Scientific Revolutions

Essay Questions – Spring Term

 

--Please select ONE of the four following questions and compose a thoughtful, 5-page, double-spaced (about 1200-1400 word) essay in response. Your answer should incorporate material from the readings, lectures, and videos, as appropriate. Use the primary source texts (in Baigrie's Scientific Revolutions: the Primary Texts) to support your argument; do not simply summarize the texts, but give relevant quotations, evidence, and logical reasons for your argument. You need not go beyond the materials presented and discussed in lectures, although there is no penalty for seeking out other information. All sources must be properly cited (in a citation system of your choice); failure to do so is plagiarism and will be an automatic failure.

--This assignment is worth 15% of your final grade and is due in class on Wednesday 15 March 2000. Papers that run over 5 pages will be graded on only the first 5 pages.

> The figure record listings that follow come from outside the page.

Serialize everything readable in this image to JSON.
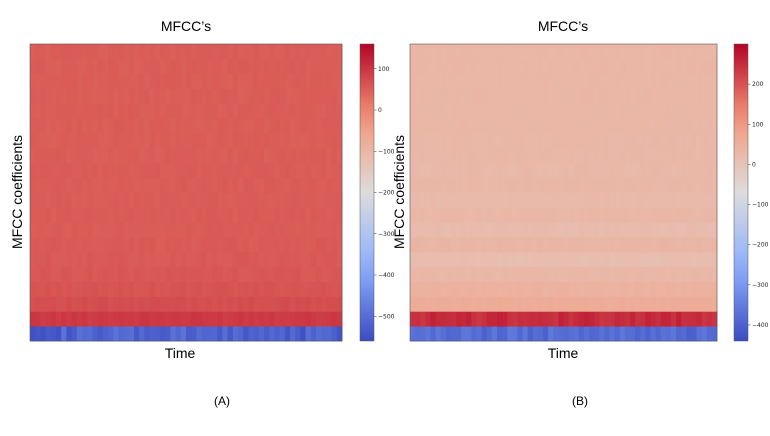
{
  "chart_data": [
    {
      "type": "heatmap",
      "title": "MFCC’s",
      "xlabel": "Time",
      "ylabel": "MFCC coefficients",
      "caption": "(A)",
      "colormap": "coolwarm",
      "clim": [
        -560,
        160
      ],
      "colorbar_ticks": [
        100,
        0,
        -100,
        -200,
        -300,
        -400,
        -500
      ],
      "colorbar_tick_labels": [
        "100",
        "0",
        "−100",
        "−200",
        "−300",
        "−400",
        "−500"
      ],
      "grid": false,
      "n_coefficients": 20,
      "n_frames": 60,
      "coefficient_values_bottom_to_top": [
        -520,
        95,
        70,
        62,
        58,
        56,
        55,
        54,
        54,
        53,
        53,
        53,
        52,
        52,
        52,
        52,
        52,
        52,
        52,
        52
      ]
    },
    {
      "type": "heatmap",
      "title": "MFCC’s",
      "xlabel": "Time",
      "ylabel": "MFCC coefficients",
      "caption": "(B)",
      "colormap": "coolwarm",
      "clim": [
        -440,
        300
      ],
      "colorbar_ticks": [
        200,
        100,
        0,
        -100,
        -200,
        -300,
        -400
      ],
      "colorbar_tick_labels": [
        "200",
        "100",
        "0",
        "−100",
        "−200",
        "−300",
        "−400"
      ],
      "grid": false,
      "n_coefficients": 20,
      "n_frames": 60,
      "coefficient_values_bottom_to_top": [
        -380,
        250,
        60,
        45,
        30,
        15,
        35,
        20,
        30,
        25,
        30,
        28,
        30,
        30,
        32,
        32,
        33,
        33,
        34,
        34
      ]
    }
  ]
}
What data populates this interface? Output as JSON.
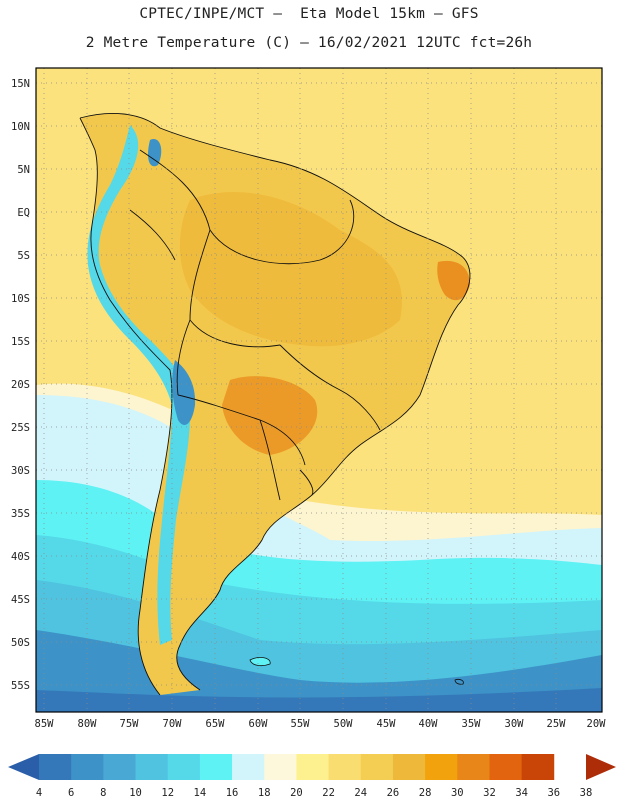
{
  "header": {
    "line1": "CPTEC/INPE/MCT –  Eta Model 15km – GFS",
    "line2": "2 Metre Temperature (C) – 16/02/2021 12UTC fct=26h"
  },
  "axes": {
    "lat_labels": [
      "15N",
      "10N",
      "5N",
      "EQ",
      "5S",
      "10S",
      "15S",
      "20S",
      "25S",
      "30S",
      "35S",
      "40S",
      "45S",
      "50S",
      "55S"
    ],
    "lon_labels": [
      "85W",
      "80W",
      "75W",
      "70W",
      "65W",
      "60W",
      "55W",
      "50W",
      "45W",
      "40W",
      "35W",
      "30W",
      "25W",
      "20W"
    ]
  },
  "legend": {
    "values": [
      "4",
      "6",
      "8",
      "10",
      "12",
      "14",
      "16",
      "18",
      "20",
      "22",
      "24",
      "26",
      "28",
      "30",
      "32",
      "34",
      "36",
      "38"
    ],
    "colors": [
      "#2a5ea9",
      "#3478ba",
      "#3d92c7",
      "#49a8d4",
      "#4fc3df",
      "#55d8e8",
      "#5ef2f4",
      "#d2f4fb",
      "#fdf8dc",
      "#fdf08f",
      "#f9dd70",
      "#f4cd53",
      "#eeb83a",
      "#f2a20c",
      "#e8861a",
      "#e2640e",
      "#c94507",
      "#ad2d09"
    ]
  },
  "map": {
    "field": "2 Metre Temperature",
    "units": "C",
    "region": "South America"
  }
}
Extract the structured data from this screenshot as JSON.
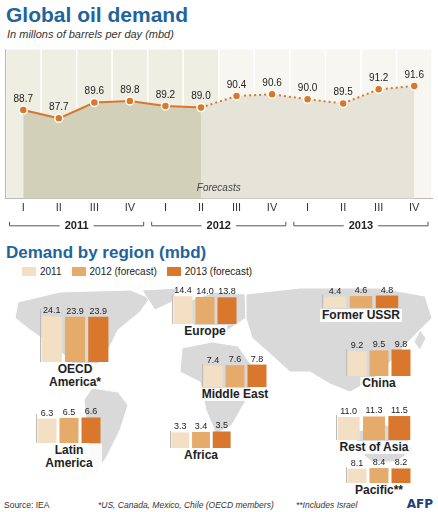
{
  "chart_data": [
    {
      "type": "line",
      "title": "Global oil demand",
      "subtitle": "In millons of barrels per day (mbd)",
      "categories": [
        "I",
        "II",
        "III",
        "IV",
        "I",
        "II",
        "III",
        "IV",
        "I",
        "II",
        "III",
        "IV"
      ],
      "x_groups": [
        "2011",
        "2012",
        "2013"
      ],
      "series": [
        {
          "color": "#d9782d",
          "line_style": "solid",
          "marker": "circle",
          "values": [
            88.7,
            87.7,
            89.6,
            89.8,
            89.2,
            89.0,
            null,
            null,
            null,
            null,
            null,
            null
          ],
          "value_labels": [
            "88.7",
            "87.7",
            "89.6",
            "89.8",
            "89.2",
            "89.0",
            null,
            null,
            null,
            null,
            null,
            null
          ]
        },
        {
          "name": "Forecasts",
          "color": "#d9782d",
          "line_style": "dotted",
          "marker": "circle",
          "values": [
            null,
            null,
            null,
            null,
            null,
            null,
            90.4,
            90.6,
            90.0,
            89.5,
            91.2,
            91.6
          ],
          "value_labels": [
            null,
            null,
            null,
            null,
            null,
            null,
            "90.4",
            "90.6",
            "90.0",
            "89.5",
            "91.2",
            "91.6"
          ]
        }
      ],
      "ylim": [
        78,
        96
      ],
      "yticks": [],
      "grid": false,
      "data_labels": true,
      "tick_labels": "x"
    },
    {
      "type": "bar",
      "title": "OECD America*",
      "categories": [
        "2011",
        "2012 (forecast)",
        "2013 (forecast)"
      ],
      "values": [
        24.1,
        23.9,
        23.9
      ],
      "value_labels": [
        "24.1",
        "23.9",
        "23.9"
      ],
      "colors": [
        "#f2dfc4",
        "#e5ab6b",
        "#d9782d"
      ],
      "ylim": [
        0,
        28
      ],
      "yticks": [],
      "grid": false,
      "data_labels": true,
      "tick_labels": false
    },
    {
      "type": "bar",
      "title": "Latin America",
      "categories": [
        "2011",
        "2012 (forecast)",
        "2013 (forecast)"
      ],
      "values": [
        6.3,
        6.5,
        6.6
      ],
      "value_labels": [
        "6.3",
        "6.5",
        "6.6"
      ],
      "colors": [
        "#f2dfc4",
        "#e5ab6b",
        "#d9782d"
      ],
      "ylim": [
        0,
        7.5
      ],
      "yticks": [],
      "grid": false,
      "data_labels": true,
      "tick_labels": false
    },
    {
      "type": "bar",
      "title": "Europe",
      "categories": [
        "2011",
        "2012 (forecast)",
        "2013 (forecast)"
      ],
      "values": [
        14.4,
        14.0,
        13.8
      ],
      "value_labels": [
        "14.4",
        "14.0",
        "13.8"
      ],
      "colors": [
        "#f2dfc4",
        "#e5ab6b",
        "#d9782d"
      ],
      "ylim": [
        0,
        15
      ],
      "yticks": [],
      "grid": false,
      "data_labels": true,
      "tick_labels": false
    },
    {
      "type": "bar",
      "title": "Africa",
      "categories": [
        "2011",
        "2012 (forecast)",
        "2013 (forecast)"
      ],
      "values": [
        3.3,
        3.4,
        3.5
      ],
      "value_labels": [
        "3.3",
        "3.4",
        "3.5"
      ],
      "colors": [
        "#f2dfc4",
        "#e5ab6b",
        "#d9782d"
      ],
      "ylim": [
        0,
        3.6
      ],
      "yticks": [],
      "grid": false,
      "data_labels": true,
      "tick_labels": false
    },
    {
      "type": "bar",
      "title": "Middle East",
      "categories": [
        "2011",
        "2012 (forecast)",
        "2013 (forecast)"
      ],
      "values": [
        7.4,
        7.6,
        7.8
      ],
      "value_labels": [
        "7.4",
        "7.6",
        "7.8"
      ],
      "colors": [
        "#f2dfc4",
        "#e5ab6b",
        "#d9782d"
      ],
      "ylim": [
        0,
        8
      ],
      "yticks": [],
      "grid": false,
      "data_labels": true,
      "tick_labels": false
    },
    {
      "type": "bar",
      "title": "Former USSR",
      "categories": [
        "2011",
        "2012 (forecast)",
        "2013 (forecast)"
      ],
      "values": [
        4.4,
        4.6,
        4.8
      ],
      "value_labels": [
        "4.4",
        "4.6",
        "4.8"
      ],
      "colors": [
        "#f2dfc4",
        "#e5ab6b",
        "#d9782d"
      ],
      "ylim": [
        0,
        5
      ],
      "yticks": [],
      "grid": false,
      "data_labels": true,
      "tick_labels": false
    },
    {
      "type": "bar",
      "title": "China",
      "categories": [
        "2011",
        "2012 (forecast)",
        "2013 (forecast)"
      ],
      "values": [
        9.2,
        9.5,
        9.8
      ],
      "value_labels": [
        "9.2",
        "9.5",
        "9.8"
      ],
      "colors": [
        "#f2dfc4",
        "#e5ab6b",
        "#d9782d"
      ],
      "ylim": [
        0,
        10
      ],
      "yticks": [],
      "grid": false,
      "data_labels": true,
      "tick_labels": false
    },
    {
      "type": "bar",
      "title": "Rest of Asia",
      "categories": [
        "2011",
        "2012 (forecast)",
        "2013 (forecast)"
      ],
      "values": [
        11.0,
        11.3,
        11.5
      ],
      "value_labels": [
        "11.0",
        "11.3",
        "11.5"
      ],
      "colors": [
        "#f2dfc4",
        "#e5ab6b",
        "#d9782d"
      ],
      "ylim": [
        0,
        12
      ],
      "yticks": [],
      "grid": false,
      "data_labels": true,
      "tick_labels": false
    },
    {
      "type": "bar",
      "title": "Pacific**",
      "categories": [
        "2011",
        "2012 (forecast)",
        "2013 (forecast)"
      ],
      "values": [
        8.1,
        8.4,
        8.2
      ],
      "value_labels": [
        "8.1",
        "8.4",
        "8.2"
      ],
      "colors": [
        "#f2dfc4",
        "#e5ab6b",
        "#d9782d"
      ],
      "ylim": [
        0,
        9
      ],
      "yticks": [],
      "grid": false,
      "data_labels": true,
      "tick_labels": false
    }
  ],
  "section_title": "Demand by region (mbd)",
  "footer": {
    "source": "Source: IEA",
    "notes": [
      "*US, Canada, Mexico, Chile (OECD members)",
      "**Includes Israel"
    ],
    "credit": "AFP"
  }
}
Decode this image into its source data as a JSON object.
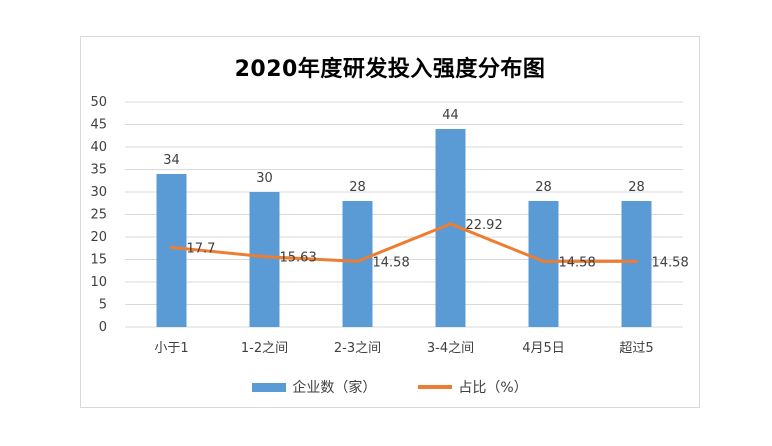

Late papers will incur a 2% per day penalty until turned in and may be handed to the professor or the IHPST main office in room 316 of Victoria College ("Old Vic" - above the Vic Bookstore). As with all formal writing, spelling and grammar count and plagiarism is inadmissible.

 


Q1: Compare Paracelsus' conception of matter with that of Joseph Priestly, as evidenced by their primary source readings. Consider how each scientist defines matter and how they can work with it (i.e., what they can do with it). What are the merits and demerits of both systems?

 

Q2: Consider Isaac Newton's Rules of Reasoning in Philosophy (pp. 156-8 in Baigrie) and see how well they apply to one of the other experimental scientists in the reader. Describe how the other scientist did his work and then evaluate whether they followed Newton's rules.

[You may use the reading of any scientists who came chronologically after Newton, although Cavendish, Volta, Oersted, Röntgen, or Faraday (#27) might be your more appropriate options.]

 

Q3: Compare the explanatory power of J.B. Lamarck's model of evolution with that of Charles Darwin. Based solely on the two readings, why did Darwin's view triumph?

 

Q4: Having read James Watson's The Double Helix, compose a book report which addresses the question of how much personal rivalries and competition play into the development of the idea of DNA. Consider how personal connecitons might help the development and how much personal rivalries might hinder (or at least affect) that same development.